With a roster that’s nearly set for the 2025-26 college basketball season and the next group of Kentucky Wildcats just a few weeks away from joining forces in Lexington, what’s the outlook for Mark Pope’s second season in charge of the program?
Good enough that Pope making good on his promise to hang more banners in Rupp Arena during his tenure as UK’s head coach is looking like a legitimate possibility in year two.
“For sure,” Brandon Garrison, the Cats’ returning big man, said this week. “Just seeing the guys that they’re bringing in, I feel like we’ll have a very great chance of chasing that No. 9 and getting further than what we did this past year.”
“No. 9” is, of course, a reference to the Wildcats’ continued quest for a ninth NCAA title. UK hasn’t won it all since 2012, and the Cats haven’t advanced to the Final Four — the requirement for raising a new banner in Rupp — since 2015.
This past season — Pope’s first as Kentucky’s coach — the Wildcats advanced to the NCAA Tournament’s Sweet 16 for the first time in six years, a notable achievement in year one of a new era of UK basketball but a little short of that “banner” goal set forth by the program’s new leader.
Garrison and the rest of the returning Wildcats haven’t been the only ones keeping tabs on Pope’s transfer portal efforts and the lofty possibilities that could result from that roster construction.
The national college basketball pundits have taken notice, too.
This past week marked a milestone for the offseason. The transfer portal closed for new entries Tuesday night, the past several days have seen rampant activity with new defections and commitments across the country, and, by all accounts, the Cats came out of the week looking stronger for next season.
The big addition to UK’s 2025-26 roster was former Florida guard Denzel Aberdeen, who played a key role in the Gators’ run to a national championship this month and was projected to start for coach Todd Golden’s team in defense of that title next season.
Aberdeen committed to the Cats on Monday, a move that made waves in national circles.
Field of 68 catapulted Kentucky to No. 3 in its early Top 25 rankings immediately following Aberdeen’s announcement. The Cats have since dropped to No. 4 in those Field of 68 rankings after more additions pushed St. John’s into the No. 3 spot, with Houston and Purdue ranked 1-2.
That’s one group of veteran college basketball observers that has UK as a top four team in America.

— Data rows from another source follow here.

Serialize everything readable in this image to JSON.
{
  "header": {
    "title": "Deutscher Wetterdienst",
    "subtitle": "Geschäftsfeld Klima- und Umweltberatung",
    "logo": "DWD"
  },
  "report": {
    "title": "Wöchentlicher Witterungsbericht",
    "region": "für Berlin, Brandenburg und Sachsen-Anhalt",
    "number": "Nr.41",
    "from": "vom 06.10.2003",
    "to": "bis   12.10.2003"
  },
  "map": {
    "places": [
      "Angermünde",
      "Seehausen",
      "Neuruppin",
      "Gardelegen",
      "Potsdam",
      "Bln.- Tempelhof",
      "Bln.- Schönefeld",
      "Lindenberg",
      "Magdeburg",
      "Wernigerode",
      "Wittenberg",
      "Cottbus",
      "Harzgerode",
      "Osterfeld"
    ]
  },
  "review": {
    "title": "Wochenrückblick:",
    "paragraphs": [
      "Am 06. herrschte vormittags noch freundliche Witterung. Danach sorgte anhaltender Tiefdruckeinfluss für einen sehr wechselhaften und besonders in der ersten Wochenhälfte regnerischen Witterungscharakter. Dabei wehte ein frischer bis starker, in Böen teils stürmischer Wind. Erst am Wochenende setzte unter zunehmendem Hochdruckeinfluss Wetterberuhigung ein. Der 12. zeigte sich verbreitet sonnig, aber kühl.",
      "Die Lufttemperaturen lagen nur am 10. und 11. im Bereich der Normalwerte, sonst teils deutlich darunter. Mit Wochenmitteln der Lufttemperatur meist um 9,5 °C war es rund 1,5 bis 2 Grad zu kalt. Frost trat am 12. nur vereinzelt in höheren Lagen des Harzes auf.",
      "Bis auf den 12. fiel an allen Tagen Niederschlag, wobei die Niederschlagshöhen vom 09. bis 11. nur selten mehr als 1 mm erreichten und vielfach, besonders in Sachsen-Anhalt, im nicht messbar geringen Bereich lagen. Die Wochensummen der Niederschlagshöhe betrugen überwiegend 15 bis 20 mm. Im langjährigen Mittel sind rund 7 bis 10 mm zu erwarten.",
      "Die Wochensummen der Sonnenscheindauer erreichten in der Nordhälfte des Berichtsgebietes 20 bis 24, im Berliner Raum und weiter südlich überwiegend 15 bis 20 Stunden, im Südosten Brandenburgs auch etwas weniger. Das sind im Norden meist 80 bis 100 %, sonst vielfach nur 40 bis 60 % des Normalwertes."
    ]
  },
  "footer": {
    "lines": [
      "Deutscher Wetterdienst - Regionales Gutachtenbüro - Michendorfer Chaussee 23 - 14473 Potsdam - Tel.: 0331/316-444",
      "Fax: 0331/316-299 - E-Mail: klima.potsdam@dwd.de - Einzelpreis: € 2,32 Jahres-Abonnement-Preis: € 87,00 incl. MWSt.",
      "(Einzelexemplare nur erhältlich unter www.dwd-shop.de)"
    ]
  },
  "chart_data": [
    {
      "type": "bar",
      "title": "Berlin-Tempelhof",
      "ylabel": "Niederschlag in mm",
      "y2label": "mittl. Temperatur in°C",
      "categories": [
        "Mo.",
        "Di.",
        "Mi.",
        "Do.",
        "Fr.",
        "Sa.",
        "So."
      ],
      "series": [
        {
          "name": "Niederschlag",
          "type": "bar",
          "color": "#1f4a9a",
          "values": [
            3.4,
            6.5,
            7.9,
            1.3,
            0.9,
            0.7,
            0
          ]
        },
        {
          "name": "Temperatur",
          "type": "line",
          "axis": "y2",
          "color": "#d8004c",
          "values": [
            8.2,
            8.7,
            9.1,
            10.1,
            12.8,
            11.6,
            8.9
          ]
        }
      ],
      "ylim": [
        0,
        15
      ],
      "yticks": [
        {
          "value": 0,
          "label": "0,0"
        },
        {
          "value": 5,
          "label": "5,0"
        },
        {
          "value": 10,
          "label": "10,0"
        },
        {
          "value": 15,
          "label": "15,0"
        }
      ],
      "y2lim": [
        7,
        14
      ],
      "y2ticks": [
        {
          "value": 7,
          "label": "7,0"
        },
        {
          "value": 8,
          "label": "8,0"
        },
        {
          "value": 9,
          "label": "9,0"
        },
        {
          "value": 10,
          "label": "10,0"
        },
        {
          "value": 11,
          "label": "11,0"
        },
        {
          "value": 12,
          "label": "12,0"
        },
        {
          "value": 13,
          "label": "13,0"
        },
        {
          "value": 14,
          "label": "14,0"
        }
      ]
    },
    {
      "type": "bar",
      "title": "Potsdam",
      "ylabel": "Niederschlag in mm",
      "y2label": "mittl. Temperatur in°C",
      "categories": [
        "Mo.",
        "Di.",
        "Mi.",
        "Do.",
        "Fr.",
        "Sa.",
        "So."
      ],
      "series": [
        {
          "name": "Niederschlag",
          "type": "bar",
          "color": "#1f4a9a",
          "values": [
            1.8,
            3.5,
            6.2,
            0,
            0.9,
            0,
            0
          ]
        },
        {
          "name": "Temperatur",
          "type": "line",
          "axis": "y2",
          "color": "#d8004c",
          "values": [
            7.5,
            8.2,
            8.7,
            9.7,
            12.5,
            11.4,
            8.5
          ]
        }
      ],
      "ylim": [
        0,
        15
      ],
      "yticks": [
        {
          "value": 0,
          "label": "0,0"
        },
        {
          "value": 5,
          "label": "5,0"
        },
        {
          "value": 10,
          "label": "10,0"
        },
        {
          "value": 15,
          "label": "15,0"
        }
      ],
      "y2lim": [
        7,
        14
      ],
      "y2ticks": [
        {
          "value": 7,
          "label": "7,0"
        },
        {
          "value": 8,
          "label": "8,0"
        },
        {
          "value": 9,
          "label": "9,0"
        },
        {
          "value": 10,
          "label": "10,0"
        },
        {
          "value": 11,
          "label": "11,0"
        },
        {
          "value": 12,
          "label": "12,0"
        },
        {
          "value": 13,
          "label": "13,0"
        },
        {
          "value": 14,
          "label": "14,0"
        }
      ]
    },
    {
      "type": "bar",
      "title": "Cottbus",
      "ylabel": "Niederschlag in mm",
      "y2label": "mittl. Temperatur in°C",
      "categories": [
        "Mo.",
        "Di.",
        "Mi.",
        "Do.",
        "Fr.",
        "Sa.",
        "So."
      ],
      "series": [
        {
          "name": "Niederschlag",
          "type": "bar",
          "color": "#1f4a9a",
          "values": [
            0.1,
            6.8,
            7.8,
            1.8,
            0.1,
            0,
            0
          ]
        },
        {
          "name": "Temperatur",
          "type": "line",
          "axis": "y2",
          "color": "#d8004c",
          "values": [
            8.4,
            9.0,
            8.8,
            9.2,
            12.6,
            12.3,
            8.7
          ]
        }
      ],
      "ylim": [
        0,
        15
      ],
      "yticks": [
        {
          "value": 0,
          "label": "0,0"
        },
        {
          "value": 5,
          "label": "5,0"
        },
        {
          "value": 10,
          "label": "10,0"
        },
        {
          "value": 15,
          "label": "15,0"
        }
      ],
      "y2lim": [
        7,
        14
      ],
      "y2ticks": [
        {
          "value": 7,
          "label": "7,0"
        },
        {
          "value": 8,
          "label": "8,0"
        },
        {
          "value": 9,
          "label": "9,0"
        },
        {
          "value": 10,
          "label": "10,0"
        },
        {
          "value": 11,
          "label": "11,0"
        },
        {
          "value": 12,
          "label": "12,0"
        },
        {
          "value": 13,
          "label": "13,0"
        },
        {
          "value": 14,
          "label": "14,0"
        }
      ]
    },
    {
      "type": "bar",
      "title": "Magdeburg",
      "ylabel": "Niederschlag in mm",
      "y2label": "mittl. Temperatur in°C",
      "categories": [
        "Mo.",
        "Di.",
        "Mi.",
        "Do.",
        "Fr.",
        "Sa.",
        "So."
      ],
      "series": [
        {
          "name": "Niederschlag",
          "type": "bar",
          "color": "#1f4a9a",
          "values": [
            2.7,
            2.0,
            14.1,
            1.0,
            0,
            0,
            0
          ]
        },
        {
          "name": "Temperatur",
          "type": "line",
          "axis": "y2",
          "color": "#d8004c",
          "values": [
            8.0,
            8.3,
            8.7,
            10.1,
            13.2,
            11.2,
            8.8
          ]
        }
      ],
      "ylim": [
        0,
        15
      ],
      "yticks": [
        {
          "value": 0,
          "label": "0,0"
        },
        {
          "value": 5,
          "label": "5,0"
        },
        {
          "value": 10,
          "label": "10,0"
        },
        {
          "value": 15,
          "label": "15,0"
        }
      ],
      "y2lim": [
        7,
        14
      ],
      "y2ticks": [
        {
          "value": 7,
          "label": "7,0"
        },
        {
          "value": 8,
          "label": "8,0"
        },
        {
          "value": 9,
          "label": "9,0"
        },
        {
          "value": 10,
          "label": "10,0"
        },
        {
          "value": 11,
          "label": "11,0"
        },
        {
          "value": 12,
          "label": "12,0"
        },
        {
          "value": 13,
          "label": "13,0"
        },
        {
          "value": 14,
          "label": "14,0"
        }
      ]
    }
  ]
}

247Sports recruiting analyst Travis Branham — a national expert covering the portal and college basketball, at large — posted on X that the addition of Aberdeen gave Kentucky “a Final Four-caliber roster” with “a deeper and more talented squad” than Pope’s first UK team.
Aberdeen joined fellow transfers Jaland Lowe, Kam Williams, Mouhamed Dioubate and Jayden Quaintance in UK’s 2025 portal class. All five of those players are talented enough to start for teams with legitimate national title hopes, something Kentucky can now claim for next season.
And those five won’t be alone, obviously.
Pope is also bringing in three college basketball newcomers: five-star guard Jasper Johnson, McDonald’s All-American post player Malachi Moreno and intriguing, 6-11 Croatian forward Andrija Jelavic.
Joining Garrison in the returnee category will be Collin Chandler and Trent Noah, at the very least. Keeping Garrison, Chandler and Noah out of the transfer portal was a victory for the UK staff.
The Cats did lose Travis Perry to the transfer portal Tuesday night, a surprise departure of a local fan favorite who contributed as a freshman and offered roster continuity moving forward, but not a player expected to have a major impact on the Cats’ 2025-26 season.
Kentucky will now wait for a decision from Otega Oweh — the Cats’ leading scorer this past season — as he goes through the NBA draft process. Oweh is not widely projected to be selected in the 59-pick draft — ESPN had him at No. 77 on its latest Top 100 prospects list Thursday — and he is still expected to return to Lexington for his senior season.
If Oweh does indeed come back, he’d almost certainly be a preseason All-SEC selection and could even be in the discussion for the league’s preseason player of the year.
“Having him definitely changes that dynamic,” Chandler said of adding Oweh to an already talented roster. “We want the best for him, and his dream is to play in the NBA, as all of ours is. And so we hope that opportunity arises for him.
“But if he does decide to come back, I mean, no one’s gonna be complaining,” he continued with a laugh. “O is a great teammate to play with and to grow with. And so, selfishly, I would love to play with O again.”